1. A device-implemented method comprising:
translating packet-level intrusion detection system (IDS) rulesets into flow-level rulesets; and,
performing rule checking of flow summaries utilizing the flow-level rulesets.
2. The method of claim 1, wherein the flow summaries relate to east-west traffic between nodes in a trusted zone of a network.
3. The method of claim 2, further comprising employing a rule distribution model to dynamically guide IDS placement to individual nodes in the trusted zone.
4. The method of claim 3, wherein the dynamically guiding IDS placement selects the individual nodes with a relatively higher likelihood of intrusions based upon node behavior changes.
5. The method of claim 4, further comprising utilizing a contextual-based rule pruning technique to reduce numbers of applicable packet-level rules.
6. The method of claim 5, further comprising providing an explanation why individual nodes have a relatively higher likelihood of intrusions.
7. The method of claim 6, further comprising presenting the explanation on a user-interface (UI).
8. A system comprising:
a hardware processor; and
a storage resource storing computer-readable instructions which, when executed by the hardware processor, cause the hardware processor to:
translate packet-level rulesets into flow-level rulesets relating to a network; and,
utilize the flow-level rulesets to perform rule checking on flow summaries relating to east-west traffic between nodes in a trusted zone of the network.
9. The system of claim 8, wherein the processor is further configured to translate the packet-level rulesets into the flow-level rulesets using a flow summarizer.
10. The system of claim 9, wherein the processor is further configured to perform guided traffic inspection between the nodes in the trusted zone via a rule distribution model.
11. The system of claim 10, wherein the processor is further configured to employ a flow matcher that is configured to compare the east-west traffic from the flow summary to the translated flow-level ruleset to identify potential anomalies as flow-level rule violations.
12. The system of claim 11, wherein the processor is further configured to employ a rule distribution model that periodically identifies specific IP addresses for deeper inspection based on observed behavioral changes relevant to the flow-level rulesets.
13. The system of claim 12, wherein the processor is further configured to allow a user to select a setting that balances sensitivity versus resource usage for identifying the observed observational changes.
14. The system of claim 13, wherein the processor is further configured to identify suspicious nodes in the trusted zone without analyzing detailed packet traces of every east-west communication.
15. The system of claim 14, wherein the processor is further configured to employ security tools to evaluate the suspicious nodes in the trusted zone and not other nodes in the trusted zone.
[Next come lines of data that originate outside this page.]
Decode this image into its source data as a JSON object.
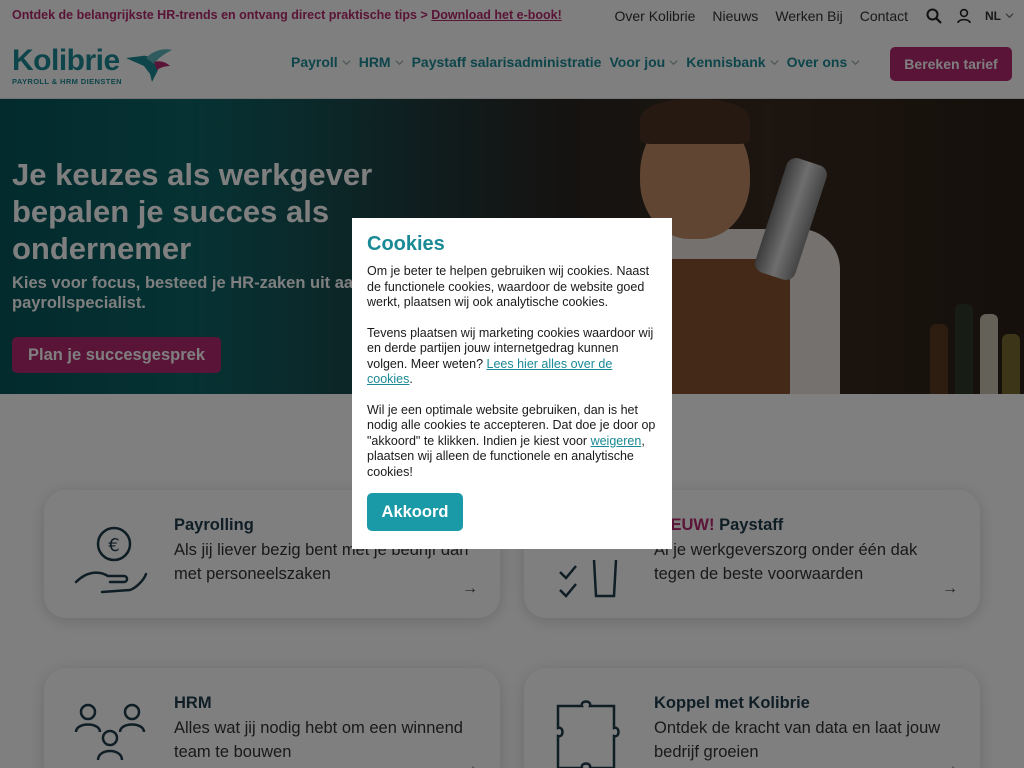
{
  "topbar": {
    "promo_text": "Ontdek de belangrijkste HR-trends en ontvang direct praktische tips >",
    "promo_link": "Download het e-book!",
    "links": [
      "Over Kolibrie",
      "Nieuws",
      "Werken Bij",
      "Contact"
    ],
    "language": "NL",
    "icons": [
      "search-icon",
      "user-icon",
      "chevron-down-icon"
    ]
  },
  "header": {
    "logo_word": "Kolibrie",
    "logo_sub": "PAYROLL & HRM DIENSTEN",
    "nav": [
      {
        "label": "Payroll",
        "dropdown": true
      },
      {
        "label": "HRM",
        "dropdown": true
      },
      {
        "label": "Paystaff salarisadministratie",
        "dropdown": false
      },
      {
        "label": "Voor jou",
        "dropdown": true
      },
      {
        "label": "Kennisbank",
        "dropdown": true
      },
      {
        "label": "Over ons",
        "dropdown": true
      }
    ],
    "cta": "Bereken tarief"
  },
  "hero": {
    "title": "Je keuzes als werkgever bepalen je succes als ondernemer",
    "subtitle": "Kies voor focus, besteed je HR-zaken uit aan je payrollspecialist.",
    "button": "Plan je succesgesprek"
  },
  "cards": [
    {
      "title": "Payrolling",
      "badge": "",
      "desc": "Als jij liever bezig bent met je bedrijf dan met personeelszaken",
      "icon": "euro-hand-icon"
    },
    {
      "title": "Paystaff",
      "badge": "NIEUW!",
      "desc": "Al je werkgeverszorg onder één dak tegen de beste voorwaarden",
      "icon": "checklist-icon"
    },
    {
      "title": "HRM",
      "badge": "",
      "desc": "Alles wat jij nodig hebt om een winnend team te bouwen",
      "icon": "people-icon"
    },
    {
      "title": "Koppel met Kolibrie",
      "badge": "",
      "desc": "Ontdek de kracht van data en laat jouw bedrijf groeien",
      "icon": "puzzle-icon"
    }
  ],
  "cookie_modal": {
    "title": "Cookies",
    "p1": "Om je beter te helpen gebruiken wij cookies. Naast de functionele cookies, waardoor de website goed werkt, plaatsen wij ook analytische cookies.",
    "p2_before": "Tevens plaatsen wij marketing cookies waardoor wij en derde partijen jouw internetgedrag kunnen volgen. Meer weten?",
    "p2_link": "Lees hier alles over de cookies",
    "p2_after": ".",
    "p3_before": "Wil je een optimale website gebruiken, dan is het nodig alle cookies te accepteren. Dat doe je door op \"akkoord\" te klikken. Indien je kiest voor",
    "p3_link": "weigeren",
    "p3_after": ", plaatsen wij alleen de functionele en analytische cookies!",
    "accept": "Akkoord"
  },
  "colors": {
    "brand_teal": "#1a8a96",
    "brand_magenta": "#b5286e",
    "overlay": "rgba(0,0,0,0.5)"
  }
}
16. A computer-readable storage medium storing instructions which, when executed by a processing device, cause the processing device to perform acts comprising:
translating packet-level IDS rulesets into flow-level rulesets; and,
performing rule checking of flow summaries utilizing the flow-level rulesets.
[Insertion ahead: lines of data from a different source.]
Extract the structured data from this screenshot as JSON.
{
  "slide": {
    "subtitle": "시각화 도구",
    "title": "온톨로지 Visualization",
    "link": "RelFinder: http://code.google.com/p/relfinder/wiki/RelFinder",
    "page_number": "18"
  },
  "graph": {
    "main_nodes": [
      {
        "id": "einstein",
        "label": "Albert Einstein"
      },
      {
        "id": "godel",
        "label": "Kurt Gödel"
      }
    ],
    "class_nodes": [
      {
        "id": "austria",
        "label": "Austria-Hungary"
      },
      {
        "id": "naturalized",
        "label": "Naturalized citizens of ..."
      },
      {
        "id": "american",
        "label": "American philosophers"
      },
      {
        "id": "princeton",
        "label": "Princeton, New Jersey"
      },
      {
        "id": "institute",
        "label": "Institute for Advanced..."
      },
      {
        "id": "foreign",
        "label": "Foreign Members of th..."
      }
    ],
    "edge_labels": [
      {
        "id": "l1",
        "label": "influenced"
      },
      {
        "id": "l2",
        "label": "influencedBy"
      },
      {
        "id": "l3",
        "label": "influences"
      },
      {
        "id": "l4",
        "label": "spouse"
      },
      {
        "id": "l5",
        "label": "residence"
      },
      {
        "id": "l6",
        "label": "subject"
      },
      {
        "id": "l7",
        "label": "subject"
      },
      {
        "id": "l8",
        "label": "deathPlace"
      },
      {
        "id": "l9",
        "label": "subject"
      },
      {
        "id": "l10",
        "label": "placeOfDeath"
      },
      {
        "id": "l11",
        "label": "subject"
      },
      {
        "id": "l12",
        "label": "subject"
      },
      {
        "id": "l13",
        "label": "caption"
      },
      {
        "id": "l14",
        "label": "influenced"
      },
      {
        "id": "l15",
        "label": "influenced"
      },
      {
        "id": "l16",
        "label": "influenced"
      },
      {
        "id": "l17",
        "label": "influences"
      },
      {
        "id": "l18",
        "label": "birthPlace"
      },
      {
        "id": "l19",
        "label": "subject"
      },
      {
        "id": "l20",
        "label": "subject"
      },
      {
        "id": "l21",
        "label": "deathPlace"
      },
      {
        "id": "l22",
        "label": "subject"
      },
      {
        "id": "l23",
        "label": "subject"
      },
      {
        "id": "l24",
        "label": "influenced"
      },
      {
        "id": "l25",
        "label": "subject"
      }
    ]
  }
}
17. The computer-readable storage medium of claim 16, further comprising evaluating east-west traffic in a trusted zone of a network with a flow summarizer acting on the flow-level rulesets.
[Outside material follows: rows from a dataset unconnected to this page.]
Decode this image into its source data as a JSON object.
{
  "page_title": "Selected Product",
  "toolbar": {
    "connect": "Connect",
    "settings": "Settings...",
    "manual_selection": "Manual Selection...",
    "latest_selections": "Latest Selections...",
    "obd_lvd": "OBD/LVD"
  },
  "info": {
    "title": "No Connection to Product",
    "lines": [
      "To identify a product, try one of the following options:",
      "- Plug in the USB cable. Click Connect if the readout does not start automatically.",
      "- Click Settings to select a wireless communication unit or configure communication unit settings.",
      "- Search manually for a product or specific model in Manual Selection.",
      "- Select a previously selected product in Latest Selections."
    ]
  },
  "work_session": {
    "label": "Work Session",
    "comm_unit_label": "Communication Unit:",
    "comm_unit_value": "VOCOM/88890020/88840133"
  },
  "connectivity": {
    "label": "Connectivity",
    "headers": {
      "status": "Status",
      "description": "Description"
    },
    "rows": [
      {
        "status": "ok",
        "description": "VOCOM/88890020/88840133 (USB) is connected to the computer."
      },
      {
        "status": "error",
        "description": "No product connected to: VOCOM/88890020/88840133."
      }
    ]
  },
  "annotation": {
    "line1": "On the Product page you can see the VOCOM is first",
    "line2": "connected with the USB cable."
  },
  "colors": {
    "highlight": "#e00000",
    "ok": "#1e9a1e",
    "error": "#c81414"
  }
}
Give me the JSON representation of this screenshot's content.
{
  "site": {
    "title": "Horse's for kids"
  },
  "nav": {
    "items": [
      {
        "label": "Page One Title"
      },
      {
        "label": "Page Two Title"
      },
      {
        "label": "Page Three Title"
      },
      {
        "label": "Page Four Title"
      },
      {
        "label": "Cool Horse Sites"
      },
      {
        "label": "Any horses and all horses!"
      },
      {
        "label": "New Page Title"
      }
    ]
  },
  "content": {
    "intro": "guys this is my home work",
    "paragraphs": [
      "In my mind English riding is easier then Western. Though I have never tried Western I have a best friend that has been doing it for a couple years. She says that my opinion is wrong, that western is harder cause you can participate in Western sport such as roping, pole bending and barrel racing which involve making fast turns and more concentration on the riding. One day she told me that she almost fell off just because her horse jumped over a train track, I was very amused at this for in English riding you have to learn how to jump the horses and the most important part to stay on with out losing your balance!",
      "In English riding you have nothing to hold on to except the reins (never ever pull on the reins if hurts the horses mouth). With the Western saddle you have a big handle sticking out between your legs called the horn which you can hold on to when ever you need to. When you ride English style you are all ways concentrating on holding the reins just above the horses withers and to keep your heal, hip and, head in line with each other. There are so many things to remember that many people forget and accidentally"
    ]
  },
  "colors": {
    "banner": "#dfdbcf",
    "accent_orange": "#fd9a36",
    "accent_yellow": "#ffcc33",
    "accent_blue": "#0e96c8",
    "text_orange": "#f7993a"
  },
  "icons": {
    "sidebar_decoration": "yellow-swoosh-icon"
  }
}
18. The computer-readable storage medium of claim 17, wherein the evaluating is accomplished without packet capture of the evaluated east-west traffic.
19. The computer-readable storage medium of claim 18, further comprising employing a rule-distribution model configured to identify specific IP addresses of the east-west traffic for additional inspection based upon observed behavioral changes relevant to the flow-level rulesets.
20. The computer-readable storage medium of claim 19, further comprising receiving user input defining a threshold that represents an acceptable false-negative rate for the rule-distribution model.